Картошка пожарилась, чай налили, а Сан Саныч внимательно смотрел, как мы едим, и ждал, когда угостят его. А Ирина уже расслабилась, смеялась, я тут как раз рассказывал истории со своей работы. Благо от следовательской работы её чувство юмора уже немного обросло профессиональным цинизмом, и от грубоватых ментовских шуток она нос не воротила. Или я ей так понравился за период нашего недолгого знакомства, что теперь могу нести всё, что угодно, а она будет смеяться.
Правда, часть из своих историй я выдумал, ведь они ещё не случились, но произойдут в будущем, а кое-что уже действительно было после того, как я вернулся в это время.
— Так и сказал, перекрестить, чтобы успокоился и на место лёг? — Ирина уже заливалась задорным смехом. — А потом мелом обвести?
— Ага. А потом мы прибежали и выпустили шефа, он теперь как слово «морг» услышит, так бледнеет, ха! — я пересел, а то поясница устала от старой табуретки, да и задница сплющилась.

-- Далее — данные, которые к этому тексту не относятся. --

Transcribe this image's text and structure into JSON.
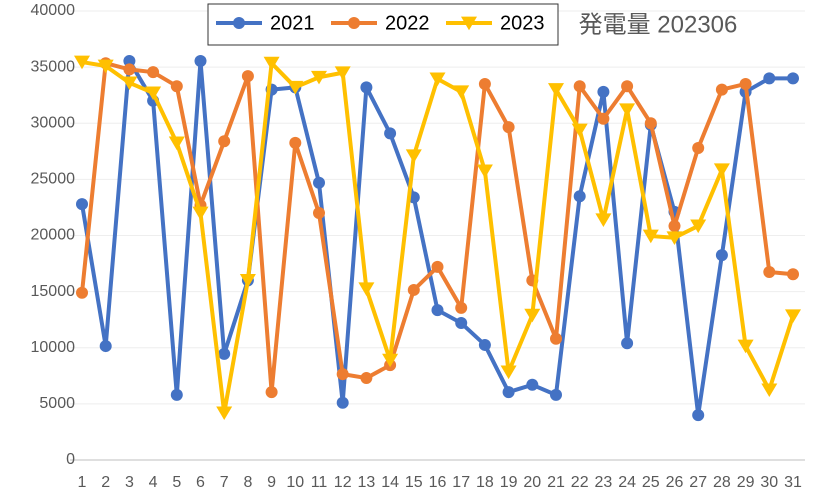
{
  "chart_data": {
    "type": "line",
    "title": "発電量 202306",
    "categories": [
      "1",
      "2",
      "3",
      "4",
      "5",
      "6",
      "7",
      "8",
      "9",
      "10",
      "11",
      "12",
      "13",
      "14",
      "15",
      "16",
      "17",
      "18",
      "19",
      "20",
      "21",
      "22",
      "23",
      "24",
      "25",
      "26",
      "27",
      "28",
      "29",
      "30",
      "31"
    ],
    "series": [
      {
        "name": "2021",
        "color": "#4472c4",
        "marker": "circle",
        "values": [
          22800,
          10150,
          35550,
          32000,
          5800,
          35550,
          9450,
          16000,
          33000,
          33200,
          24700,
          5100,
          33200,
          29100,
          23400,
          13350,
          12200,
          10250,
          6050,
          6700,
          5800,
          23500,
          32800,
          10400,
          29850,
          22100,
          4000,
          18250,
          32800,
          34000,
          34000
        ]
      },
      {
        "name": "2022",
        "color": "#ed7d31",
        "marker": "circle",
        "values": [
          14900,
          35350,
          34800,
          34550,
          33300,
          22700,
          28400,
          34200,
          6050,
          28250,
          22000,
          7650,
          7300,
          8450,
          15150,
          17200,
          13550,
          33500,
          29650,
          16000,
          10800,
          33300,
          30400,
          33300,
          30000,
          20850,
          27800,
          33000,
          33500,
          16750,
          16550
        ]
      },
      {
        "name": "2023",
        "color": "#ffc000",
        "marker": "triangle-down",
        "values": [
          35450,
          35100,
          33600,
          32700,
          28250,
          22000,
          4200,
          16000,
          35350,
          33200,
          34100,
          34500,
          15250,
          8900,
          27100,
          33950,
          32800,
          25750,
          7850,
          12900,
          33000,
          29400,
          21400,
          31200,
          19950,
          19800,
          20850,
          25850,
          10150,
          6250,
          12850
        ]
      }
    ],
    "ylim": [
      0,
      40000
    ],
    "yticks": [
      0,
      5000,
      10000,
      15000,
      20000,
      25000,
      30000,
      35000,
      40000
    ],
    "grid": true
  }
}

— Вот, вроде, работаю, — она задумалась, — всех ваших оперов-тяжей знаю, а вот с тобой почти не пересекались, кроме того случая в депо.
— Так и я тоже недолго же работаю, и в самостоятельное плавание совсем недавно пустили. Меня до недавнего времени вообще стажёром называли. Может, пересядем куда-нибудь? —
— Да, можно в комнате, там диван хороший, — она показал рукой на дверь. — Можно кассету включить. А в депо у вас… ой, у тебя, так быстро вышло.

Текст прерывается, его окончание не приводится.